5. In 7th grade, Mrs. Holinaty, out weird and flaky Home Economics teacher, asked us why a man should learn to cook. The answers were, in retrospect, pretty sad. Mine was, “In case he doesn’t get married right away?” This, despite the fact that in my family, my father did at least a fair share of the cooking when he wasn’t on the road. Mrs. Holinaty scoffed, and suggested a wife might appreciate a man who could cook… or a woman might not marry a man who couldn’t do his share of the cooking. She taught us some pretty awful dishes, but she also gave us a sense that, no matter how awful the things we made were, we could get better, and that armed with better recipes, everything we made would be better. And when we baked cookies, and made too many, and brought them back to class, we learned just how much attention a boy who did something in the kitchen could get (momentarily, anyway) from a girl. The way to a woman’s heart may also have a path through her stomach, we decided. And still, when I want to impress a woman, I cook for her. Though this isn’t the only thing that gets me into the kitchen. I cook for myself almost daily, and I enjoy cooking for my friends too. It doesn’t feel to me like it was something I once learned how to do, but in fact it is.

Other F5ers: Adam, Melissa, Merideth, Will, Dave, Chris, Colleen, and Craig.
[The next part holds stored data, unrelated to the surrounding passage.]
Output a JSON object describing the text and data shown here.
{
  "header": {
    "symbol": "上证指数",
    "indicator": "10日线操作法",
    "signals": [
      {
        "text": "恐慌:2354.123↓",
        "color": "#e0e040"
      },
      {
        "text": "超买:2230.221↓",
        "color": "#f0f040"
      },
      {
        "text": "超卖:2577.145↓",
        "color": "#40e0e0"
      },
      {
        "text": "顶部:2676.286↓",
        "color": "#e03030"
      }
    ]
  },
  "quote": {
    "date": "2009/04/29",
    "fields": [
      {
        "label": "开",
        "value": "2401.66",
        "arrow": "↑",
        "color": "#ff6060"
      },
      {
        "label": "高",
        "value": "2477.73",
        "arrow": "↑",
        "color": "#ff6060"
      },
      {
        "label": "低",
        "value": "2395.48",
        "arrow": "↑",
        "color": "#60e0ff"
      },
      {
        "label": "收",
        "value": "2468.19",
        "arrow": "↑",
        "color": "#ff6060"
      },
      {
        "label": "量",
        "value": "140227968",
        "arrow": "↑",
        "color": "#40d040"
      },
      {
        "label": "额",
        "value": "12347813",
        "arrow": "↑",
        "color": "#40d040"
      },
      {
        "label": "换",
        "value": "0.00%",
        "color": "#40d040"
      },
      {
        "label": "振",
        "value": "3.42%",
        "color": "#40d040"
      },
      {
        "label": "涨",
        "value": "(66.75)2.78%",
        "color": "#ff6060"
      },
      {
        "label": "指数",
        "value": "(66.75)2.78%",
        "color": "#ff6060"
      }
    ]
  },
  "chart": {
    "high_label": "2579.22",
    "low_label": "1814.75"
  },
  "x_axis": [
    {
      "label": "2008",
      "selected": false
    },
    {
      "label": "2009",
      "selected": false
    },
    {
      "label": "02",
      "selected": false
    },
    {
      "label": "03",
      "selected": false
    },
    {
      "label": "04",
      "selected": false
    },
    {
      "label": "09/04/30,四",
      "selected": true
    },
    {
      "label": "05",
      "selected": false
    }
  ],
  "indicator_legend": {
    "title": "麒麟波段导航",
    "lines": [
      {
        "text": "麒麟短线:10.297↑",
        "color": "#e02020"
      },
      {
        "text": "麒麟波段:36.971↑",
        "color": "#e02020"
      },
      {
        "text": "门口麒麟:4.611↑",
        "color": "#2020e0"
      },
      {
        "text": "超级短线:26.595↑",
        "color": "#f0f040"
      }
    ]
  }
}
And welcome Nanette!

3 thoughts on “Friday Five: Everything starts somewhere

  1. I know exactly where you are coming from with improv. My improv style evolved from doing non-stop finger exercizes once I started on the piano – and became the most comfortable thing for me to do on the keyboard.

    I love improv, and the escape it provides. One of the few times everything else disappears and you are free to explore the unknown.

  2. … without trepidation or real risk. It’s a wonderful way to experiment with sound and ideas, and I find it far more communicative than any other form of music.